Did the RAF radar pick up the emerging movements in the sky? Did the operators realize the potential threat? Were they able to pass on the messages to RAF fighter pilots to launch a strike? Tomlinson writes, “It was said, watches were being changed at the crucial moment and the radar had gone unmanned for some time. Furthermore, since no one realized the great range of the Japanese aircraft, the radar men seem to have clung to the view that their carriers would need to approach much closer and the attack would most likely develop much later in the day. With standby at the aerodromes at the early hour of 4 a.m. such a situation is scarcely credible. The Air Officer Commanding, Air Vice-Marshal d’ Albiac, was aghast at the situation. “I shall never get over this” he was to lament later.

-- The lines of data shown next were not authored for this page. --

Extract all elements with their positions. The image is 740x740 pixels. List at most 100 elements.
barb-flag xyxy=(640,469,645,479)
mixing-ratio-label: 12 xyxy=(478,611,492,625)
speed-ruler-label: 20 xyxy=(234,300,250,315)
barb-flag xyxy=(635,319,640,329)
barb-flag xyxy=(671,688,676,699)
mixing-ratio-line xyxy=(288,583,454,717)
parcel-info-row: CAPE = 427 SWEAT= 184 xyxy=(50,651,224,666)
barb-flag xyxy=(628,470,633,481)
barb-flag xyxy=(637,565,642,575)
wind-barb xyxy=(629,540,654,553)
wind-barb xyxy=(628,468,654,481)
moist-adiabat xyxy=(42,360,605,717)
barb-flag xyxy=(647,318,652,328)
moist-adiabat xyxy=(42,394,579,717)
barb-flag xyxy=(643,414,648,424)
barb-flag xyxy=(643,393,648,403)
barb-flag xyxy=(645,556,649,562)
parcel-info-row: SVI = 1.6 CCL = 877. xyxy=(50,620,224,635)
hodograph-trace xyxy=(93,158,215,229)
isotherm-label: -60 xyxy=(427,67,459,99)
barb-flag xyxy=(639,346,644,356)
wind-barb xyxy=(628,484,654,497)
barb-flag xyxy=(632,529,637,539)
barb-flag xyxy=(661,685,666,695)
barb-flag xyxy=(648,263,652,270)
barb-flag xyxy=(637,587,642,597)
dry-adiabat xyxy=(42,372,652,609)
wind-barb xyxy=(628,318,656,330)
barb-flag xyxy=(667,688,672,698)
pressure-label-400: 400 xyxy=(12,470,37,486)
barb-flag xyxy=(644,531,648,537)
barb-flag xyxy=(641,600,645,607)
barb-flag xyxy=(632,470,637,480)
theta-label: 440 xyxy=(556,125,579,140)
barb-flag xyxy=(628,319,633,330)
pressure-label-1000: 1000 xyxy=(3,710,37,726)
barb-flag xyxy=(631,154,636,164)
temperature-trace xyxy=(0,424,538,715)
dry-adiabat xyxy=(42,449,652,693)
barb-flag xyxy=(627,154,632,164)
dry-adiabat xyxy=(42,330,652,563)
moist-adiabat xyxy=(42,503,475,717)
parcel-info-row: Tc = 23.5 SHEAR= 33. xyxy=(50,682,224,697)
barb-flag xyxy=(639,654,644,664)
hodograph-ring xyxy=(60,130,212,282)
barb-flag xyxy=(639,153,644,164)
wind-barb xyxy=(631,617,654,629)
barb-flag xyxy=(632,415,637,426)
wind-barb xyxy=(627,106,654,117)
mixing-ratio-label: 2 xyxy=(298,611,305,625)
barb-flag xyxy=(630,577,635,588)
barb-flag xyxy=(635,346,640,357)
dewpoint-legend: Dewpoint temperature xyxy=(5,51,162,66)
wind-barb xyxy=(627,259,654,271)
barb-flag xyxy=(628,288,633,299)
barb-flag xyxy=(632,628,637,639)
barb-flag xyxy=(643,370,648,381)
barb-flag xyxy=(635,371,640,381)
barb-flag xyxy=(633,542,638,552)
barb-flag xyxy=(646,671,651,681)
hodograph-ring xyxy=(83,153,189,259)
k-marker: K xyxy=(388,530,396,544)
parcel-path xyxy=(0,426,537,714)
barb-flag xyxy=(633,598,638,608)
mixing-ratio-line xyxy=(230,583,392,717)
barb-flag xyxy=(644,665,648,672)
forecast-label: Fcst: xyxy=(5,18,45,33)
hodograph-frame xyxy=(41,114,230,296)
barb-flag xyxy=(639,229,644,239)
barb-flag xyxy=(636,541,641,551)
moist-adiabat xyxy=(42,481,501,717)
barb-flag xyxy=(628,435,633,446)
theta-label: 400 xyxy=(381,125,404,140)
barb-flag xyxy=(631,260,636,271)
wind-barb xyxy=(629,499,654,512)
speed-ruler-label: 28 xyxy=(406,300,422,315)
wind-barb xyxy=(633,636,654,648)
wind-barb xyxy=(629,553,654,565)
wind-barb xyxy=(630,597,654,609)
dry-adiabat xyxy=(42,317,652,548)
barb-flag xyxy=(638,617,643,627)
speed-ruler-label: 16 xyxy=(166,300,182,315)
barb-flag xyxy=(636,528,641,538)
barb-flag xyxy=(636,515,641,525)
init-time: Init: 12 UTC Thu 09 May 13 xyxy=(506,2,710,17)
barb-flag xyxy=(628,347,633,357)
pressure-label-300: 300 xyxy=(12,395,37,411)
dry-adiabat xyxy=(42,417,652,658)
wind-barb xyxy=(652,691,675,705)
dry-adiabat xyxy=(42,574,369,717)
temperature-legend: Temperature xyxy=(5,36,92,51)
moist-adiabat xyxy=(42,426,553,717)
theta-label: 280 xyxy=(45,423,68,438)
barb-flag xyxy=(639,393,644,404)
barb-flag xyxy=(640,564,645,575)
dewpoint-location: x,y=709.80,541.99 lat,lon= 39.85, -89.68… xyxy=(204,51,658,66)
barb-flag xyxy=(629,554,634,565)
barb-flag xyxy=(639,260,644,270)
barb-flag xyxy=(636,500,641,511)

The Japanese pilots motivated by their recent victory at Pearl Harbour took off from the aircraft carriers, “Akagi”, “Hiryu” and “Soryu”, moving about 200 miles south of Ceylon( With a displacement of 36,500 tons the Japanese carrier Akagi was a massive ship with a speed of 31 knots and crew of 1,360. She carried 66 assault aircraft). The first attacking formation comprising 36 fighter planes, 54 dive bombers and 90 level bombers were led by Captain Mitsuo Fuchida: their aim being, kill and destroy. After causing heavy damage Fuchida and his pilots returned to their flagship Akagi. Later, a second wave of dive bombers led by Lieutenant Commander Egusa was airborne.

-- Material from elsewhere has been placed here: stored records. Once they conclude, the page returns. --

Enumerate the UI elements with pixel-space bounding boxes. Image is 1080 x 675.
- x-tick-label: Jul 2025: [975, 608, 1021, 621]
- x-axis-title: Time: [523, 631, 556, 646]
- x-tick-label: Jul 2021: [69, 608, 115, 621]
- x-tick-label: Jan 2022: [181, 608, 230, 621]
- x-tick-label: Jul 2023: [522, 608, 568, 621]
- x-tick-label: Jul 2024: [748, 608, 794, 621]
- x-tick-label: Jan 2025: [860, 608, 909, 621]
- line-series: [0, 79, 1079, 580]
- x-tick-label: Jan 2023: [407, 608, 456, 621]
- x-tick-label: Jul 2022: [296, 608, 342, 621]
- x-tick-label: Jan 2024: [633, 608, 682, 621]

Four days later, on April 9, the Japanese struck again at Trincomalee, the home base of the British Eastern Fleet. According to Tomlinson, 125 Japanese fighter aircraft took part in the attack. The low level bombers carried bombs that weighed 800 kilograms. The thunder of their combined engines was audible for miles. Responding to a radar warning, 15 Royal Air Force Hurricanes took off from China Bay. The battle raged from 22,000 feet.

As the attackers came over the Trincomalee Naval Base, the sirens screamed out their warning, activating the Ceylon Garrison Artillery to respond opening up their anti aircraft guns. Armour piercing rounds whizzed into the morning sky. (The CGA was formed in 1888 under Captain Symons alongside the Colombo Town Guard).

The Japanese also attacked and sank two ships HMS Hermes (aircraft carrier) and HMAS Vampire off the Batticaloa coast. Tomlinson describes how one Japanese pilot deliberately crashed his plane into one of the massive fuel tanks north of China Bay. The aircraft crews were – Shigenori Watanabe, Tokya Goto and Sutomu Toshira. Some estimate that 700 lives were lost in this surprise air raid. I spoke to a few old folk who vaguely recollected this raid on Ceylon, when they were just kids. I was able to visit this site in 2017 on a naval assignment. Thus, the bloody aerial invasion of Ceylon’s airspace made its mark in the Second World War. As prudent Winston Churchill stated, “This is no time for ease and comfort, it is the time to dare and endure”.